Current Comics Reading List (from memory):

Enigma by Peter Milligan. This odd 90s relic from Vertigo Comics is, well, really odd. I hope to write about it extensively when I’m done.

Sub-Mariner in Tales to Astonish. Bill Everett rules.

I tried to read Civil War from Marvel, just to see…like dipping a toe in the ocean. Man, what a drag. Superhero comics these days are so dour. This is no exception. Kinda boring and short on any real appeal or insight.

Monologues for the Coming Plague: A remarkable new book from Anders…it has the kind of light hearted philosophical heft of William Steig books from the 40s and 50s. Searching, funny cartoons.

William Steig original drawings at Adam Baumgold Gallery. 13 original drawings from The Lonely Ones. These are more lush, striking and daring than I ever imagined, and I already loved the book. Steig, like Steinberg, burns so bright on the page.
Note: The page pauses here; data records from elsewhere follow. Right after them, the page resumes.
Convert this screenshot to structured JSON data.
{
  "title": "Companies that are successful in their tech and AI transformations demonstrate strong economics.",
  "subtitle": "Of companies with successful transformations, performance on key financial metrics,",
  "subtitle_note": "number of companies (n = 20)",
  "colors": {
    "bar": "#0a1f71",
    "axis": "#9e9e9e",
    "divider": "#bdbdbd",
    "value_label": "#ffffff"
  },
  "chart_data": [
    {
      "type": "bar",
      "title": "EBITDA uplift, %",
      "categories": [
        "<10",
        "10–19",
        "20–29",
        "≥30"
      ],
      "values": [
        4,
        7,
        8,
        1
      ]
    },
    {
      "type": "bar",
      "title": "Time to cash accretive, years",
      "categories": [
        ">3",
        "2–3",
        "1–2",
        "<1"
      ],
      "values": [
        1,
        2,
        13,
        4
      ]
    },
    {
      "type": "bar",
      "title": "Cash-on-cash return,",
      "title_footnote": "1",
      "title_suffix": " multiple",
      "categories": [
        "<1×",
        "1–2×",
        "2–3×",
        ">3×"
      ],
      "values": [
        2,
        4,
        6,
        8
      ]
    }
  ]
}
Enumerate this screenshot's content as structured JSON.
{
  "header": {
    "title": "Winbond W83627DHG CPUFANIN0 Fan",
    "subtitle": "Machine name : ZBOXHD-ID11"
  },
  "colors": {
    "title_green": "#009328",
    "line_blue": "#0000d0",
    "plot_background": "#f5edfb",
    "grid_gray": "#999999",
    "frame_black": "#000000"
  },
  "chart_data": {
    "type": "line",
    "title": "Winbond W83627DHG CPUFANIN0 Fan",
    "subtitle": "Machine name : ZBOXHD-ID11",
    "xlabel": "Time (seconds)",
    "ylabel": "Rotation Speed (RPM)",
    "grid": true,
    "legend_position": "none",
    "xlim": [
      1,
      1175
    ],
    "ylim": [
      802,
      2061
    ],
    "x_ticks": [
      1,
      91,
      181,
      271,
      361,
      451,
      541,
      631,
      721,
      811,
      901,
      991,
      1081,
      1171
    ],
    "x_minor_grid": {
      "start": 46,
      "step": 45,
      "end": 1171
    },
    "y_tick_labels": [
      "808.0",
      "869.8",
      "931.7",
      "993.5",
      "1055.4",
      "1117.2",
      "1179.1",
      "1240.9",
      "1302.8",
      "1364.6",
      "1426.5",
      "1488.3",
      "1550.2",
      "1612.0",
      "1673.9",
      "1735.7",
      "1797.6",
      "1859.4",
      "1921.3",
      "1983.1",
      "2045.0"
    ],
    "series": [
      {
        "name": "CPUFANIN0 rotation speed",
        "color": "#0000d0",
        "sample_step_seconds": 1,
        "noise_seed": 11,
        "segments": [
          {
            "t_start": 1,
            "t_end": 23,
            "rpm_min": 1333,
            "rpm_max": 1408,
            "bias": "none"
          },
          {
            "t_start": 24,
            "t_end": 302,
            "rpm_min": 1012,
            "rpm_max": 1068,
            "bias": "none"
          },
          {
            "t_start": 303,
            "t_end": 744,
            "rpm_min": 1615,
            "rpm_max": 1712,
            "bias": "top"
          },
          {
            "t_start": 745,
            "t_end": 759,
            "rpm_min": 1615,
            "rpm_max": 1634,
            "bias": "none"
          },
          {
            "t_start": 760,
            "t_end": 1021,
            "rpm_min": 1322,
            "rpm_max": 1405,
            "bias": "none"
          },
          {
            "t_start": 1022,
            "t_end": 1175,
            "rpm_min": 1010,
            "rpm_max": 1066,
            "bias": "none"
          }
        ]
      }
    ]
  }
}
Power of 6 by Jon Lewis. One of my favorite cartoonists from the early 90s boomlet returns with this superhero comic. It works–funny, exciting, and authentic. It’s so nice to see his drawings again.

Various Paper Rad mini-comics. I’m combing through for some old material for an upcoming Paper Rad digest book.

Eddie Campbell’s Fate of the Artist. I’m not sure what to think yet. Campbell is a fascinating cartoonist, and this oddly formatted tome is no exception. But I’m still reading it and wondering about it.

Oh, and also various issues of Alter Ego. Hmm.